Âlemin varlığını, duyu organlarımızla görüyor ve hissediyoruz. Aklımızla da idrak edebiliyoruz. Âlemin varlığı delil getirmeye gerek kalmayacak derecede apaçıktır, diyebiliriz. Tanrı için ne diyebiliriz? İşte burada devreye Tanrı’nın varlığı konusu girmektedir.

Tanrı’nın varlığı ve ispatı konusu sadece İslâm felsefesinin değil aynı zamanda genel felsefenin de içinde yer almaktadır. Birçok Müslüman kelamcı akli bir bakış açısıyla bu konuları çözmeye çalışmıştır.272

Kelamcılar, Tanrı’nın varlığını kabul etmekle beraber, kendi yöntemlerince delil getirmeye çalışmışlardır. Tanrı’nın varlığını ispatlamak için kelâmî ifadelerinde “âlem hâdistir”, “her hâdisin bir muhdisi vardır.” “O halde âlemin muhdisi Tanrı’dır.” şeklindeki çıkarsamalarıyla Tanrı’nın varlığını mantıki ifadelerle ortaya koymuşlardır. Daha önce de belirttiğimiz gibi âlemin hadis olmasının sebebi, varlığı zorunlu olan, her şeyin yaratıcısı, aşkın, ezeli ve ebedi olan Tanrı’nın varlığına bağlıdır.

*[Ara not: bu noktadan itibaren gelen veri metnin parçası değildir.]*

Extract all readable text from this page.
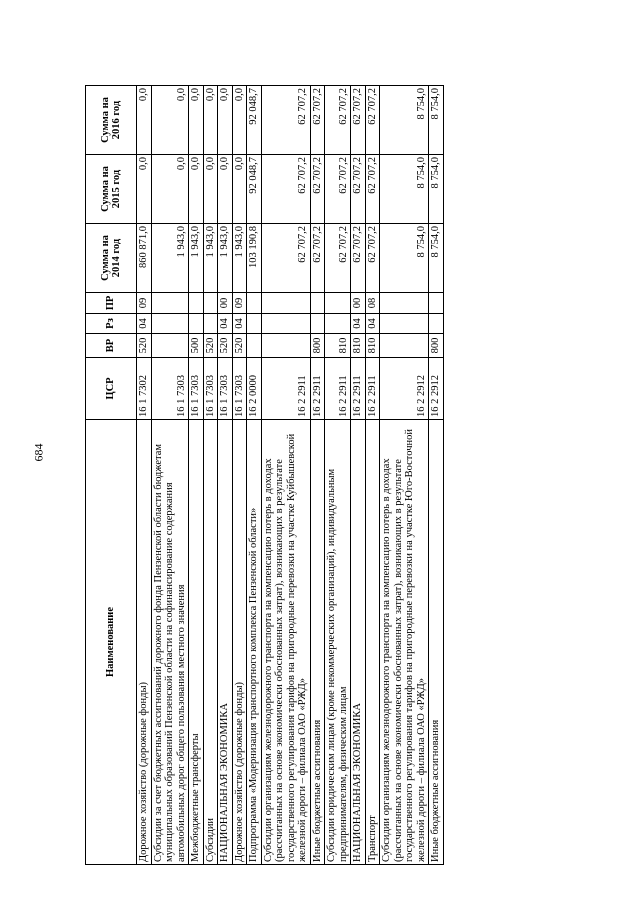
684
Наименование	ЦСР	ВР	Рз	ПР	Сумма на 2014 год	Сумма на 2015 год	Сумма на 2016 год
Дорожное хозяйство (дорожные фонды)	16 1 7302	520	04	09	860 871,0	0,0	0,0
Субсидии за счет бюджетных ассигнований дорожного фонда Пензенской области бюджетам муниципальных образований Пензенской области на софинансирование содержания автомобильных дорог общего пользования местного значения	16 1 7303				1 943,0	0,0	0,0
Межбюджетные трансферты	16 1 7303	500			1 943,0	0,0	0,0
Субсидии	16 1 7303	520			1 943,0	0,0	0,0
НАЦИОНАЛЬНАЯ ЭКОНОМИКА	16 1 7303	520	04	00	1 943,0	0,0	0,0
Дорожное хозяйство (дорожные фонды)	16 1 7303	520	04	09	1 943,0	0,0	0,0
Подпрограмма «Модернизация транспортного комплекса Пензенской области»	16 2 0000				103 190,8	92 048,7	92 048,7
Субсидии организациям железнодорожного транспорта на компенсацию потерь в доходах (рассчитанных на основе экономически обоснованных затрат), возникающих в результате государственного регулирования тарифов на пригородные перевозки на участке Куйбышевской железной дороги – филиала ОАО «РЖД»	16 2 2911				62 707,2	62 707,2	62 707,2
Иные бюджетные ассигнования	16 2 2911	800			62 707,2	62 707,2	62 707,2
Субсидии юридическим лицам (кроме некоммерческих организаций), индивидуальным предпринимателям, физическим лицам	16 2 2911	810			62 707,2	62 707,2	62 707,2
НАЦИОНАЛЬНАЯ ЭКОНОМИКА	16 2 2911	810	04	00	62 707,2	62 707,2	62 707,2
Транспорт	16 2 2911	810	04	08	62 707,2	62 707,2	62 707,2
Субсидии организациям железнодорожного транспорта на компенсацию потерь в доходах (рассчитанных на основе экономически обоснованных затрат), возникающих в результате государственного регулирования тарифов на пригородные перевозки на участке Юго-Восточной железной дороги – филиала ОАО «РЖД»	16 2 2912				8 754,0	8 754,0	8 754,0
Иные бюджетные ассигнования	16 2 2912	800			8 754,0	8 754,0	8 754,0
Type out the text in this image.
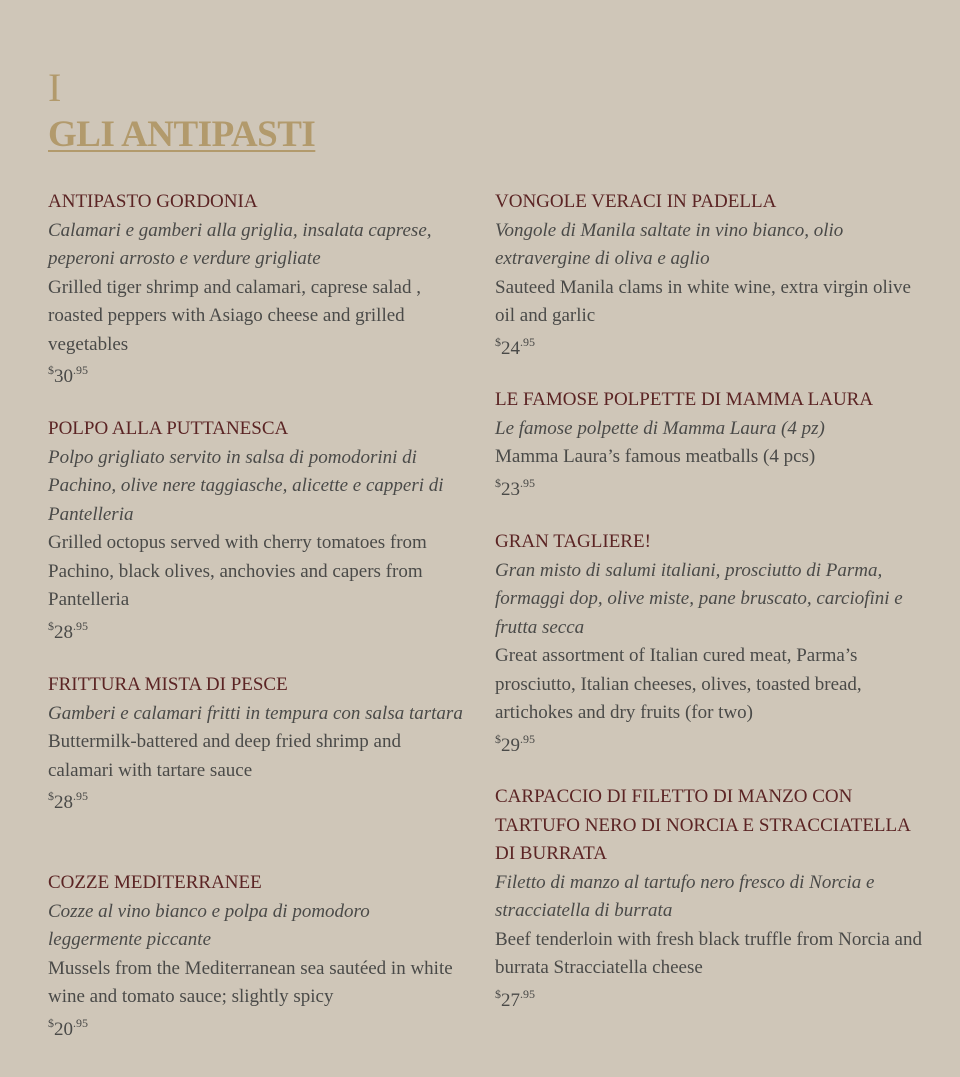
I
GLI ANTIPASTI

ANTIPASTO GORDONIA

Calamari e gamberi alla griglia, insalata caprese, peperoni arrosto e verdure grigliate

Grilled tiger shrimp and calamari, caprese salad , roasted peppers with Asiago cheese and grilled vegetables

$^{\$}30^{.95}$

POLPO ALLA PUTTANESCA

Polpo grigliato servito in salsa di pomodorini di Pachino, olive nere taggiasche, alicette e capperi di Pantelleria

Grilled octopus served with cherry tomatoes from Pachino, black olives, anchovies and capers from Pantelleria

$^{\$}28^{.95}$

FRITTURA MISTA DI PESCE

Gamberi e calamari fritti in tempura con salsa tartara

Buttermilk-battered and deep fried shrimp and calamari with tartare sauce

$^{\$}28^{.95}$

COZZE MEDITERRANEE

Cozze al vino bianco e polpa di pomodoro leggermente piccante

Mussels from the Mediterranean sea sautéed in white wine and tomato sauce; slightly spicy

$^{\$}20^{.95}$

VONGOLE VERACI IN PADELLA

Vongole di Manila saltate in vino bianco, olio extravergine di oliva e aglio

Sauteed Manila clams in white wine, extra virgin olive oil and garlic

$^{\$}24^{.95}$

LE FAMOSE POLPETTE DI MAMMA LAURA

Le famose polpette di Mamma Laura (4 pz)

Mamma Laura’s famous meatballs (4 pcs)

$^{\$}23^{.95}$

GRAN TAGLIERE!

Gran misto di salumi italiani, prosciutto di Parma, formaggi dop, olive miste, pane bruscato, carciofini e frutta secca

Great assortment of Italian cured meat, Parma’s prosciutto, Italian cheeses, olives, toasted bread, artichokes and dry fruits (for two)

$^{\$}29^{.95}$

CARPACCIO DI FILETTO DI MANZO CON TARTUFO NERO DI NORCIA E STRACCIATELLA DI BURRATA

Filetto di manzo al tartufo nero fresco di Norcia e stracciatella di burrata

Beef tenderloin with fresh black truffle from Norcia and burrata Stracciatella cheese

$^{\$}27^{.95}$
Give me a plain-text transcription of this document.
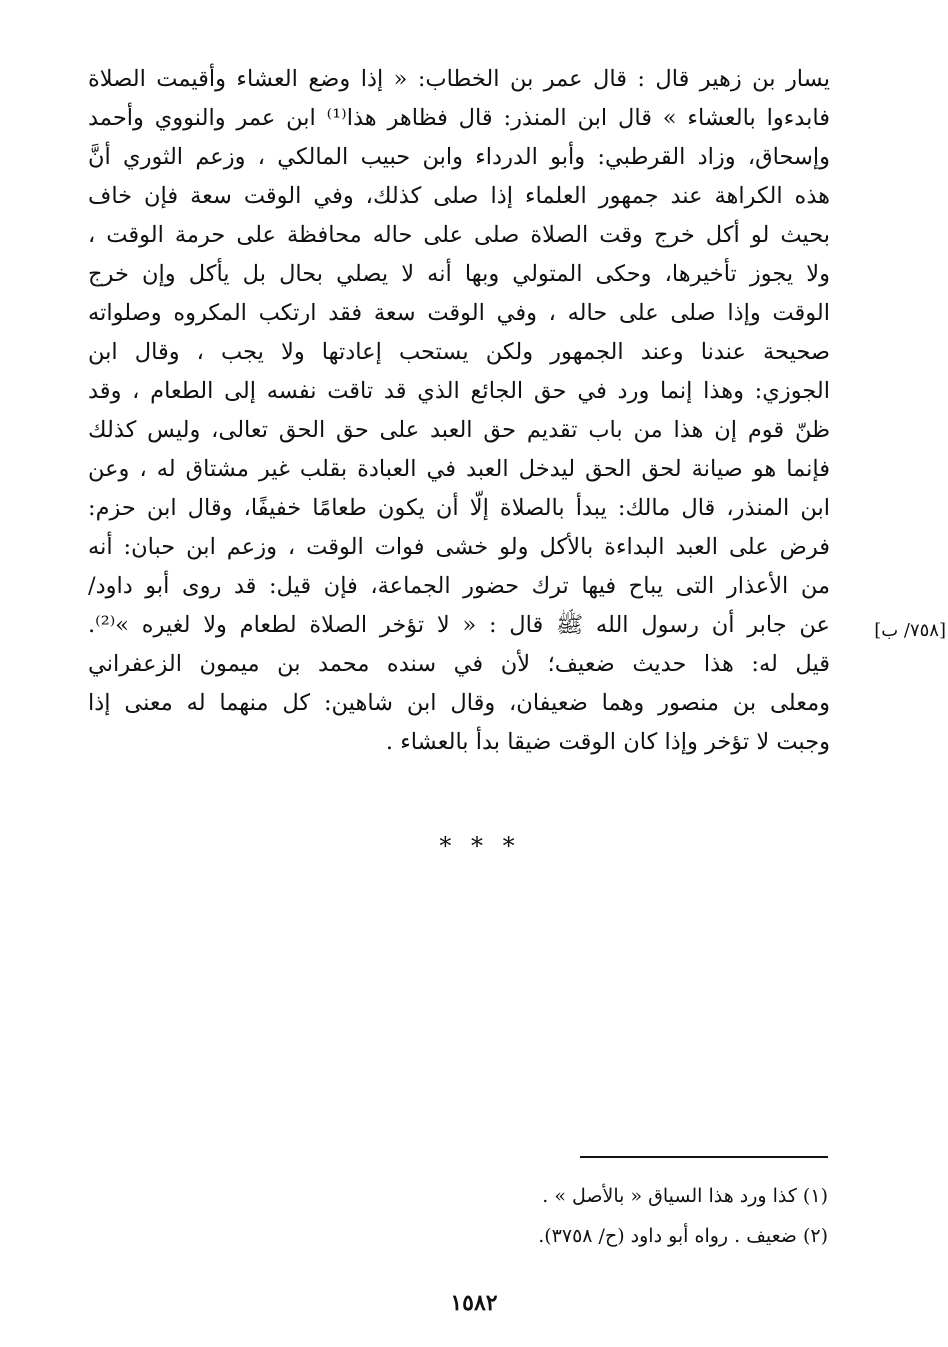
يسار بن زهير قال : قال عمر بن الخطاب: « إذا وضع العشاء وأقيمت الصلاة
فابدءوا بالعشاء » قال ابن المنذر: قال فظاهر هذا⁽¹⁾ ابن عمر والنووي وأحمد
وإسحاق، وزاد القرطبي: وأبو الدرداء وابن حبيب المالكي ، وزعم الثوري أنَّ
هذه الكراهة عند جمهور العلماء إذا صلى كذلك، وفي الوقت سعة فإن خاف
بحيث لو أكل خرج وقت الصلاة صلى على حاله محافظة على حرمة الوقت ،
ولا يجوز تأخيرها، وحكى المتولي وبها أنه لا يصلي بحال بل يأكل وإن خرج
الوقت وإذا صلى على حاله ، وفي الوقت سعة فقد ارتكب المكروه وصلواته
صحيحة عندنا وعند الجمهور ولكن يستحب إعادتها ولا يجب ، وقال ابن
الجوزي: وهذا إنما ورد في حق الجائع الذي قد تاقت نفسه إلى الطعام ، وقد
ظنّ قوم إن هذا من باب تقديم حق العبد على حق الحق تعالى، وليس كذلك
فإنما هو صيانة لحق الحق ليدخل العبد في العبادة بقلب غير مشتاق له ، وعن
ابن المنذر، قال مالك: يبدأ بالصلاة إلّا أن يكون طعامًا خفيفًا، وقال ابن حزم:
فرض على العبد البداءة بالأكل ولو خشى فوات الوقت ، وزعم ابن حبان: أنه
من الأعذار التى يباح فيها ترك حضور الجماعة، فإن قيل: قد روى أبو داود/
عن جابر أن رسول الله ﷺ قال : « لا تؤخر الصلاة لطعام ولا لغيره »⁽²⁾.
قيل له: هذا حديث ضعيف؛ لأن في سنده محمد بن ميمون الزعفراني
ومعلى بن منصور وهما ضعيفان، وقال ابن شاهين: كل منهما له معنى إذا
وجبت لا تؤخر وإذا كان الوقت ضيقا بدأ بالعشاء .
[٧٥٨/ ب]
* * *
(١) كذا ورد هذا السياق « بالأصل » .
(٢) ضعيف . رواه أبو داود (ح/ ٣٧٥٨).
١٥٨٢
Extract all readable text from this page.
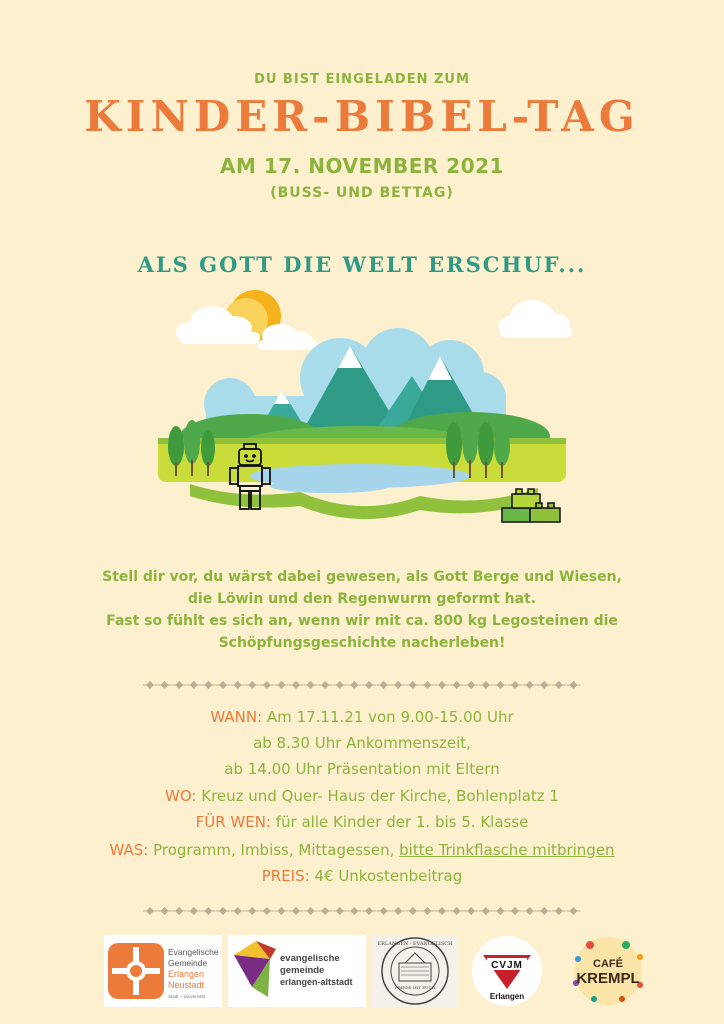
DU BIST EINGELADEN ZUM
KINDER-BIBEL-TAG
AM 17. NOVEMBER 2021
(BUSS- UND BETTAG)
ALS GOTT DIE WELT ERSCHUF...
Stell dir vor, du wärst dabei gewesen, als Gott Berge und Wiesen,
die Löwin und den Regenwurm geformt hat.
Fast so fühlt es sich an, wenn wir mit ca. 800 kg Legosteinen die
Schöpfungsgeschichte nacherleben!
WANN: Am 17.11.21 von 9.00-15.00 Uhr
ab 8.30 Uhr Ankommenszeit,
ab 14.00 Uhr Präsentation mit Eltern
WO: Kreuz und Quer- Haus der Kirche, Bohlenplatz 1
FÜR WEN: für alle Kinder der 1. bis 5. Klasse
WAS: Programm, Imbiss, Mittagessen, bitte Trinkflasche mitbringen
PREIS: 4€ Unkostenbeitrag
Evangelische
Gemeinde
Erlangen
Neustadt
Stadt + Universität
evangelische
gemeinde
erlangen-altstadt
ERLANGEN · EVANGELISCH
FRIEDE MIT EUCH
CVJM
Erlangen
CAFÉ
KREMPL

Kelamcılar, eserlerinde Tanrı’nın varlığı konusunda çeşitli deliller getirmişlerdir. Fakat bu arada şunu da diyebiliriz ki hiçbir mümin, kelamcıların ileriye sürdükleri bu delillere dayanarak iman etmemiştir.273 Onların böyle deliller ileri sürmelerinin çeşitli sebepleri vardır. Aydın, kelâmcıların ileri bu delillerin gerekçelerini şu şekilde sıralar:

a) Öncelikle Allah’ın varlığı konusunda, delil getirme sebeplerinin başında Kur’an ayetleri gelir. Çünkü Kur’an, indiği dönemdeki insanların inançlarının batıl olduğunu bir takım akli deliller öne sürerek izah eder. Bu da daha sonraki kelamcı ve felsefecilerin delil getirme metotlarını etkilemiştir.

b) Delil arama noktasında ikinci bir sebep de kişinin iman noktasında taklitten uzaklaşıp, hakikati ilmi delillere dayandırmasına ihtiyaç hissetmesidir.

c) Üçüncü bir sebep olarak da insanın ya kendisi ya da başkaları zaman zaman şüphe içinde olabilir. Bu nedenle kişi kendisinin veya başkalarının düştüğü bu şüphelere cevap aramaya çalışmıştır.

d) Dördüncü bir sebep de dini konuların diğer alanlarla temas halinde olmasıdır. Mesela Allah’ın varlığına imanın, bilgiyle alakalı bir durumu ilgilendirmesi.

272

Bayrakdar, Mehmet, İslâm Felsefesine Giriş, Ankara 1997 s. 5. 273 Aydın, Mehmet S., Din Felsefesi, İzmir 1999, s. 20.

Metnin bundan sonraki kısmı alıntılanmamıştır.